The honesty and quiet nobility of the Pagan ways as practiced by ordinary people, is many times contrasted with the corrupt, power-hungry, un-forgiving and elitist new Christianity. Especially in the contrast between Thorgills’ life in the Varangian guard in Constantinople and his later living on a poor farm, with his wife, on the Swedish border with Norway. Yet the underlying similarities in all religions, to the ordinary man or woman in the street or field are also stressed. The only thing that is different in a lot of cases, is the names – and in ‘Viking’, the people following those religions.

Whilst it had been a while since I had read number two, and had read several others in the same field in between, I had no difficulty re-picturing the main character, previous events and where we were now. He clearly has done his research exceptionally well (I have, down the years, built up a reasonable knowledge of Viking history, and I do now, after all, live in a Viking country!) and if you know anything about the Varangian Guard in Constantinople, Scandinavia in the 10th Century (you’d be surprised, you do!), King Harold, the Bayeux Tapestry, William ‘the Conqueror’ and the preparation for and the events of, 1066…you’ll find it all woven in here. There was only once where I thought I was going to have to suspend belief about Thorgills’ being in the right Viking place at the right time in Viking history – and you probably need to know your Shakespeare – where I raised an eyebrow slightly, but without looking into the facts and the dates, I’m not going to be too hard on him for it.
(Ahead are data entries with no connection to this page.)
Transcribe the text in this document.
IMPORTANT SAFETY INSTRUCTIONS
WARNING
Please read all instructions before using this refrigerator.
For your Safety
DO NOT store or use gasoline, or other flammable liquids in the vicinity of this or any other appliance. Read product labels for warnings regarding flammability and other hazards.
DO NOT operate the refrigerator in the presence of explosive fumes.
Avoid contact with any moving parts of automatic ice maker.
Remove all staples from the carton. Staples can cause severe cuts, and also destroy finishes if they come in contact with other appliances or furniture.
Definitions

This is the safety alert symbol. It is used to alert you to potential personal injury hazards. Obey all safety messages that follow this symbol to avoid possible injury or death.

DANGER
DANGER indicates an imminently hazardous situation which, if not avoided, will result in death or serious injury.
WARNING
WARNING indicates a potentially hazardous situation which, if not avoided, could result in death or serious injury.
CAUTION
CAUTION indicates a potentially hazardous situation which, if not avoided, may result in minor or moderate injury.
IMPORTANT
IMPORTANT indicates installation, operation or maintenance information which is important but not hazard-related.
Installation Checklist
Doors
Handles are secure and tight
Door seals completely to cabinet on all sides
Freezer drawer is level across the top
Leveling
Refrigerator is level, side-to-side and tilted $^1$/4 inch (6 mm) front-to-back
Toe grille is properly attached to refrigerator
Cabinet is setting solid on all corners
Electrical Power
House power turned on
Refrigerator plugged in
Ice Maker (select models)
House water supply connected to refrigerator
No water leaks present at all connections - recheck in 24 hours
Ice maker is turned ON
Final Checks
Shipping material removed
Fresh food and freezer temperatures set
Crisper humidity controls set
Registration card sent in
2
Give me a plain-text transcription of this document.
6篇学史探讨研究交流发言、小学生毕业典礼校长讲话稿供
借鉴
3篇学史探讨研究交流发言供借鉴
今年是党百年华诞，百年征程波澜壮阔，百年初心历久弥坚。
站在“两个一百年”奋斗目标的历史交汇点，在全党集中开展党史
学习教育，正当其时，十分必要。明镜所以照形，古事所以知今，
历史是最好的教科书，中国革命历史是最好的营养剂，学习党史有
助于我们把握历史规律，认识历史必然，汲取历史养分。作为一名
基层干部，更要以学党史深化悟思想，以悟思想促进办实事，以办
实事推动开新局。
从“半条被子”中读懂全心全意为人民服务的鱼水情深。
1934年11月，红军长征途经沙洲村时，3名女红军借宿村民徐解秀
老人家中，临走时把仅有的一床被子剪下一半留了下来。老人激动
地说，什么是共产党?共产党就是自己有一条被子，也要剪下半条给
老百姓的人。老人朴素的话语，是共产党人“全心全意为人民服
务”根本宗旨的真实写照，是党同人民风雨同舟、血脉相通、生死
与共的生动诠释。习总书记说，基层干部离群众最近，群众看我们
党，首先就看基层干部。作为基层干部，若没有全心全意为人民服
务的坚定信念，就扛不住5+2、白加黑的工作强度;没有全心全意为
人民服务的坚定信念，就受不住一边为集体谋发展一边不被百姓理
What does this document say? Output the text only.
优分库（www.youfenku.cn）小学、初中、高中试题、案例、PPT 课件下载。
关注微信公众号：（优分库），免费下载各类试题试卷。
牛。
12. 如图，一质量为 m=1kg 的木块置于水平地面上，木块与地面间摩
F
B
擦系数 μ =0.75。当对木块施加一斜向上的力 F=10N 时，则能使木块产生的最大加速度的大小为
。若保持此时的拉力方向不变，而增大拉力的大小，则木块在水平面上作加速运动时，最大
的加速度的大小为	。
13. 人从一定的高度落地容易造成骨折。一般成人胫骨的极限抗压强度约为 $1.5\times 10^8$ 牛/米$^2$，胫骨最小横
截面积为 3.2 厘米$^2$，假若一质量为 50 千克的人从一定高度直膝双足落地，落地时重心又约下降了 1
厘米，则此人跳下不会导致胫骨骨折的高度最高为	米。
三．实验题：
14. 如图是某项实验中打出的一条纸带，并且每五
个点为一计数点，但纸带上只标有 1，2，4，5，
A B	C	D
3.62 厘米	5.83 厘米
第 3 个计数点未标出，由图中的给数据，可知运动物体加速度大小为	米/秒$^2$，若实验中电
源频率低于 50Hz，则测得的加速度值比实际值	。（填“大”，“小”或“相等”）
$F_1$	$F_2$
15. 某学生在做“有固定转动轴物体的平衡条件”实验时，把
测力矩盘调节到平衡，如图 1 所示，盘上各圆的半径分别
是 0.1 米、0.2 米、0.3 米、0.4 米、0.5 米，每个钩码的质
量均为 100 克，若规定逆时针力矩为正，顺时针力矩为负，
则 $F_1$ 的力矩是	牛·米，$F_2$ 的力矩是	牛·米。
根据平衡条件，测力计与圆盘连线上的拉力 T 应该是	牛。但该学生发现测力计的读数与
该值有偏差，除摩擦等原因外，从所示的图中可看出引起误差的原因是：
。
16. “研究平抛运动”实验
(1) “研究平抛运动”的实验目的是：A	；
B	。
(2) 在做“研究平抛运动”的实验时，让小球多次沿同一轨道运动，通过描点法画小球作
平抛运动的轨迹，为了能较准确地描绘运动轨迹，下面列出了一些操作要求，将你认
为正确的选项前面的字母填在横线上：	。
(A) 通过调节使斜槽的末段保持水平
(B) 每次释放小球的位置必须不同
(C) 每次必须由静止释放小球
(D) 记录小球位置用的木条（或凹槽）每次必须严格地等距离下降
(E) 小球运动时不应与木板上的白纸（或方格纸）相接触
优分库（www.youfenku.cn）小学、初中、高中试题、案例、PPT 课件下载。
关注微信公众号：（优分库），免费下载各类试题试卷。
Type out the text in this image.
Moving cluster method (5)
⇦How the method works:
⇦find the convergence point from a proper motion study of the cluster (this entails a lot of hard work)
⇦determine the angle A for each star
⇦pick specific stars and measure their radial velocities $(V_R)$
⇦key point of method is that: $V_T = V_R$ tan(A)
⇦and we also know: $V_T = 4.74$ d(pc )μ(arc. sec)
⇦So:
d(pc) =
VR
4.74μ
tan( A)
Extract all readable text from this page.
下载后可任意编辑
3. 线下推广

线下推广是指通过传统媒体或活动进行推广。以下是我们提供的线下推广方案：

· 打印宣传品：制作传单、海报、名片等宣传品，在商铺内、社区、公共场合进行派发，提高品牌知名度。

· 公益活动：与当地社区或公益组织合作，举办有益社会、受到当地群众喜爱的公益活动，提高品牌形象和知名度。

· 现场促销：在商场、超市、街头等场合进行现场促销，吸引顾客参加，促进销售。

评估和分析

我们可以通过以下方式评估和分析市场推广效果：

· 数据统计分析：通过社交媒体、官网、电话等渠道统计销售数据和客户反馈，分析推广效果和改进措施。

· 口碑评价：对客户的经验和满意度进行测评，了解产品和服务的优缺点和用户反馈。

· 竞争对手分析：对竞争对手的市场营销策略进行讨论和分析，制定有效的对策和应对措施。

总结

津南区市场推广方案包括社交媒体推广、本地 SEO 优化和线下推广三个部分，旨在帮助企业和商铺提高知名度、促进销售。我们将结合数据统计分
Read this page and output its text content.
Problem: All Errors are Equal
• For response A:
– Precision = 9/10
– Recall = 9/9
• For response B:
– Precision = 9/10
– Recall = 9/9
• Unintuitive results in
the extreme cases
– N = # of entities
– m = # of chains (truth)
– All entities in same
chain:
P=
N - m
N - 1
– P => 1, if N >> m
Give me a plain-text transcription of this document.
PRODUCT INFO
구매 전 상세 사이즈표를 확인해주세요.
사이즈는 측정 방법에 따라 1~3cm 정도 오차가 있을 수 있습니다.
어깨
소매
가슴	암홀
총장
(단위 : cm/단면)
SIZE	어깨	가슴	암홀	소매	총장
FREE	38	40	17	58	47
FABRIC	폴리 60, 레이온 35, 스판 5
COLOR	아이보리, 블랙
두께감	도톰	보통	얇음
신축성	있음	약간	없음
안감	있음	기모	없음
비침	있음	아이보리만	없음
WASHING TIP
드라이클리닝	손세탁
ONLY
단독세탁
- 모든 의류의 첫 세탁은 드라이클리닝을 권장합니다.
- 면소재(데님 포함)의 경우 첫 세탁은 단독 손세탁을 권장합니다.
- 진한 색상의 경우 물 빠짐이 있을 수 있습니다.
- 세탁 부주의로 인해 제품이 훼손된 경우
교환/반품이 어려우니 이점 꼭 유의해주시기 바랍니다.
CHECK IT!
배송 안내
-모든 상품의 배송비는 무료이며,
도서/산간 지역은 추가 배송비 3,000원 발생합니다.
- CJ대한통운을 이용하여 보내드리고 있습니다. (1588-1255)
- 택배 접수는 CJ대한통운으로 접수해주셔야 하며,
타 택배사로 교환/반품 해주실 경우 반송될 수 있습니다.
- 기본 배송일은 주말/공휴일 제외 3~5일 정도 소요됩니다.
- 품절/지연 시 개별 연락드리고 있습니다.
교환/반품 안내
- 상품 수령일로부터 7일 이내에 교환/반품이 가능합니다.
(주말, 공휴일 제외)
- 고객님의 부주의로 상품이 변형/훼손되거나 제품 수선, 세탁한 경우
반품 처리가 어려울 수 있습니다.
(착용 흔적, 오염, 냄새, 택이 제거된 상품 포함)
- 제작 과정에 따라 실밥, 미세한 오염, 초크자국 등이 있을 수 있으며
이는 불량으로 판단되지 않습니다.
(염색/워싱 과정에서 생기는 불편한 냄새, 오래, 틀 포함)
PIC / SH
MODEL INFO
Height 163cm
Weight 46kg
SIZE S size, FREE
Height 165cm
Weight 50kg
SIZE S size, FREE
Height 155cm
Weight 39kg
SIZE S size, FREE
For anyone with even a passing interest in the ‘real’ Viking world and history, this will be a wonderfully rewarding read. A textbook with a story wrapped around it isn’t such a bad thing, when it’s done so well as this Viking saga. I thoroughly enjoyed ‘The Kings Man’ and found it the best of the ‘Viking’ volumes (I did wonder if a compendium (?) single volume edition might be a nice idea). The whole story is interesting, involving and well-written, the main characters are fully-realised and believable – I was genuinely upset with one development towards the end of the story – and the final passages are a poignant and thought-provoking look at the ending of the Viking world, seen by a believer in ‘the old ways’; a true ‘Viking’.